Cleanup/streamline ImplicitPushXPSubOrbits() #6160

JustinRayAngus · 2025-09-11T22:15:52Z

PR #6156 is failing a CI test because adding one additional int parameter in the ImplicitPushXPSubOrbits() routine pushes the kernel argument size beyond the 2048 byte limit.

This PR is an attempt to cleanup the ImplicitPushXPSubOrbits() function and to hopefully minimize the size of the kernel argument as much as possible.

@WeiqunZhang @ax3l @atmyers Any ideas for reducing this kernel argument size?

WeiqunZhang · 2025-09-11T23:35:44Z

This type of changes might help reduce kernel size.
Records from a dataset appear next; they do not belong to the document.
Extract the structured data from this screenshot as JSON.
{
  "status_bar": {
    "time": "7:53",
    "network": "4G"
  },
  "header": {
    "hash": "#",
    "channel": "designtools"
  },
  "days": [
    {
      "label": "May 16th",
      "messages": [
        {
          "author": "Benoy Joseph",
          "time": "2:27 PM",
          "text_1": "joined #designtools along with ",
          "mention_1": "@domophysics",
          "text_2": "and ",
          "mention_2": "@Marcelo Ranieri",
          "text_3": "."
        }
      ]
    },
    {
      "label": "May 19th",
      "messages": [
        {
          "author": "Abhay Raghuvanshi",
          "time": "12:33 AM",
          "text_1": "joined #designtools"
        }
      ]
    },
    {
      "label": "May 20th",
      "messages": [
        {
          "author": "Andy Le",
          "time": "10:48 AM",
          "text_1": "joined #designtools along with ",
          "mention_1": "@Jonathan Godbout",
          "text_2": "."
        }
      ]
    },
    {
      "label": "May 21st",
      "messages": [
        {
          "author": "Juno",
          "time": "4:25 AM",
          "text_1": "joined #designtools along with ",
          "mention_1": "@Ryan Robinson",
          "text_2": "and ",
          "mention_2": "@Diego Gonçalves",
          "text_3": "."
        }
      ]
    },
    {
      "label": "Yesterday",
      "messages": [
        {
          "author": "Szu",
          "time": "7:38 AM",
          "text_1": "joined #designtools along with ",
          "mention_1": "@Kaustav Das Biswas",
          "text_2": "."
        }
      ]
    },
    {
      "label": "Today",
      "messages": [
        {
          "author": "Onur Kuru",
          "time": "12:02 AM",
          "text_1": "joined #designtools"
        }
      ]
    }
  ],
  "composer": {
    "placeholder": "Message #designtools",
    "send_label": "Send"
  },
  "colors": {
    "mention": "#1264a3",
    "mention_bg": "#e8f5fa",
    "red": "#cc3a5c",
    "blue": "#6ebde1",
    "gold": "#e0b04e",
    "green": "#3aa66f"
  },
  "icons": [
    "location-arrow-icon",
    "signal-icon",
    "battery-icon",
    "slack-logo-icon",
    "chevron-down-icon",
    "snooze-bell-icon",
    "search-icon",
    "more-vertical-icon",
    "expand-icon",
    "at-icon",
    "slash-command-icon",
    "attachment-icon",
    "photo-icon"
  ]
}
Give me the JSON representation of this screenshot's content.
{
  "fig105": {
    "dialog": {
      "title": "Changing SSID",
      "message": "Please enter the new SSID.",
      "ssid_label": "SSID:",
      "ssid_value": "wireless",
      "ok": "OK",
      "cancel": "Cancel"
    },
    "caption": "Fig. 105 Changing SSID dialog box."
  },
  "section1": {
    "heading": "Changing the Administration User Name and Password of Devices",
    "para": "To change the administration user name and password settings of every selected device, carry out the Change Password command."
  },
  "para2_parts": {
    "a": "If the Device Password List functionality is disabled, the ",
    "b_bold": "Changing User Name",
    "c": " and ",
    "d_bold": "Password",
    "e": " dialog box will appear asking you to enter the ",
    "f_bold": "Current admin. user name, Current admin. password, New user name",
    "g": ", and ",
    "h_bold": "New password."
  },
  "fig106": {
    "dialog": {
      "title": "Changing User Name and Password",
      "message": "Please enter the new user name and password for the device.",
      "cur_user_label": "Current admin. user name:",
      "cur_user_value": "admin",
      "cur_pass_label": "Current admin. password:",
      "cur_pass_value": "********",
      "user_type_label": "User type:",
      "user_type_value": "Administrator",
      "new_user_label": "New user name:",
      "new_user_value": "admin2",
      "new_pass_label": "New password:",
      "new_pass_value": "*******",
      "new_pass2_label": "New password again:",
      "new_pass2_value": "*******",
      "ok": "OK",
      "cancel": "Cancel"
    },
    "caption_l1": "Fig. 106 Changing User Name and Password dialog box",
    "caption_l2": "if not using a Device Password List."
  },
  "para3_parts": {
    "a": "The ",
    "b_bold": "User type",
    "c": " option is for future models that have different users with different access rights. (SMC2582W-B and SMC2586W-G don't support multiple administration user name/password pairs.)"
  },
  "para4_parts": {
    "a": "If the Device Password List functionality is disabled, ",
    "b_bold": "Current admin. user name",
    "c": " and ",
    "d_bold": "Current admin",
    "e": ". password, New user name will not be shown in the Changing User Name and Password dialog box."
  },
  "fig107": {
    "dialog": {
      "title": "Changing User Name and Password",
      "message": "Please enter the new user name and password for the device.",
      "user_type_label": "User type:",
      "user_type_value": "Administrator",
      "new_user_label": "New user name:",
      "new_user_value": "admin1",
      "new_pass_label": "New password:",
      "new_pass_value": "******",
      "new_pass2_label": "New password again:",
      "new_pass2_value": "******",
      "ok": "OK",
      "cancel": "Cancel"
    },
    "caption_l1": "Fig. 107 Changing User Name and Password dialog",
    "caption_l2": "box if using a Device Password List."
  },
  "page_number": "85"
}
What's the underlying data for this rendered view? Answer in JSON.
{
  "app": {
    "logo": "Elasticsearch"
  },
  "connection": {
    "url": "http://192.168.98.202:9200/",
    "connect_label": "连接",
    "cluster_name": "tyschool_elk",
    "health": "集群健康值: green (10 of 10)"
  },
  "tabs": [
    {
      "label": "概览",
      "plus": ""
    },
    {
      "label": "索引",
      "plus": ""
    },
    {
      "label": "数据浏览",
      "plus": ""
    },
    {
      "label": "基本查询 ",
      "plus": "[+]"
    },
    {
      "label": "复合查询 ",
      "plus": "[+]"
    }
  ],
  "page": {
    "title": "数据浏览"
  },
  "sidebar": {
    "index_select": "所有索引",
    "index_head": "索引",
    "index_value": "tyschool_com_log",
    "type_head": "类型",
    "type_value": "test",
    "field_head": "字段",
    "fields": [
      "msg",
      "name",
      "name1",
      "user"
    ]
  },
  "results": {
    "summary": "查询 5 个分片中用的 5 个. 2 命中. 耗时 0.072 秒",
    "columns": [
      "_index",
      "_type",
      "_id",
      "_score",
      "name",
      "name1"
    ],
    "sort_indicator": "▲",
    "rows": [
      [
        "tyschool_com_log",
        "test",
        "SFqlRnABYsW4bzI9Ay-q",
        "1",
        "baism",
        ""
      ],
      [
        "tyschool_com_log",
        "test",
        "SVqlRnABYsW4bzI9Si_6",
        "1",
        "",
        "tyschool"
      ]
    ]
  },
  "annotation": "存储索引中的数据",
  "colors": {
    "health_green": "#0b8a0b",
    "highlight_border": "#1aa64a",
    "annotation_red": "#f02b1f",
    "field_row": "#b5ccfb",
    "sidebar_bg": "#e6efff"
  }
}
diff --git a/Source/Particles/Pusher/ImplicitPushPX.cpp b/Source/Particles/Pusher/ImplicitPushPX.cpp
index 091ca3079..8686d84d9 100644
--- a/Source/Particles/Pusher/ImplicitPushPX.cpp
+++ b/Source/Particles/Pusher/ImplicitPushPX.cpp
@@ -699,6 +699,9 @@ PhysicalParticleContainer::ImplicitPushXPSubOrbits (WarpXParIter& pti,
     amrex::Array4<amrex::Real> const & Szy_arr = (deposit_mass_matrices ? Szy->array(pti) : amrex::Array4<amrex::Real>());
     amrex::Array4<amrex::Real> const & Szz_arr = (deposit_mass_matrices ? Szz->array(pti) : amrex::Array4<amrex::Real>());
 
+    amrex::Gpu::Buffer<amrex::Array4<amrex::Real>> buf({Sxx_arr, Sxy_arr, Sxz_arr, Syx_arr, Syy_arr, Syz_arr, Szx_arr, Szy_arr, Szz_arr});
+    auto const* pbuf = buf.data();
+
     auto& attribs = pti.GetAttribs();
     amrex::ParticleReal* const AMREX_RESTRICT ux = attribs[PIdx::ux].dataPtr();
     amrex::ParticleReal* const AMREX_RESTRICT uy = attribs[PIdx::uy].dataPtr();
@@ -900,7 +903,7 @@ PhysicalParticleContainer::ImplicitPushXPSubOrbits (WarpXParIter& pti,
                     // in a constexpr-if context.
                     amrex::ignore_unused(full_mass_matrices, max_crossings);
                     amrex::ignore_unused(Jx_arr, Jy_arr, Jz_arr, invvol);
-                    amrex::ignore_unused(Sxx_arr, Sxy_arr, Sxz_arr, Syx_arr, Syy_arr, Syz_arr, Szx_arr, Szy_arr, Szz_arr);
+                    amrex::ignore_unused(pbuf);
                     if constexpr (depos_order_control == order_one) {
                         if (!full_mass_matrices) {
                             doVillasenorJandSigmaDepositionKernel<1,false>(
@@ -911,9 +914,7 @@ PhysicalParticleContainer::ImplicitPushXPSubOrbits (WarpXParIter& pti,
                                                                   fpzx, fpzy, fpzz,
                                                                   Jx_arr, Jy_arr, Jz_arr,
                                                                   max_crossings,
-                                                                  Sxx_arr, Sxy_arr, Sxz_arr,
-                                                                  Syx_arr, Syy_arr, Syz_arr,
-                                                                  Szx_arr, Szy_arr, Szz_arr,
+                                                                  pbuf[0], pbuf[1], ..., pbuf[7],
                                                                   dt_suborbit, dinv, xyzmin, lo );
                         } else if (full_mass_matrices) {
                             doVillasenorJandSigmaDepositionKernel<1,true>(
@@ -1115,4 +1116,5 @@ PhysicalParticleContainer::ImplicitPushXPSubOrbits (WarpXParIter& pti,
 
     });
 
+    amrex::Gpu::streamSynchronize();
 }

JustinRayAngus · 2025-09-12T00:08:56Z

@WeiqunZhang Thanks for the suggestion. I plan to remove the mass matrices from this function in a near-future PR, but this is a great suggestion for now. I have a few questions.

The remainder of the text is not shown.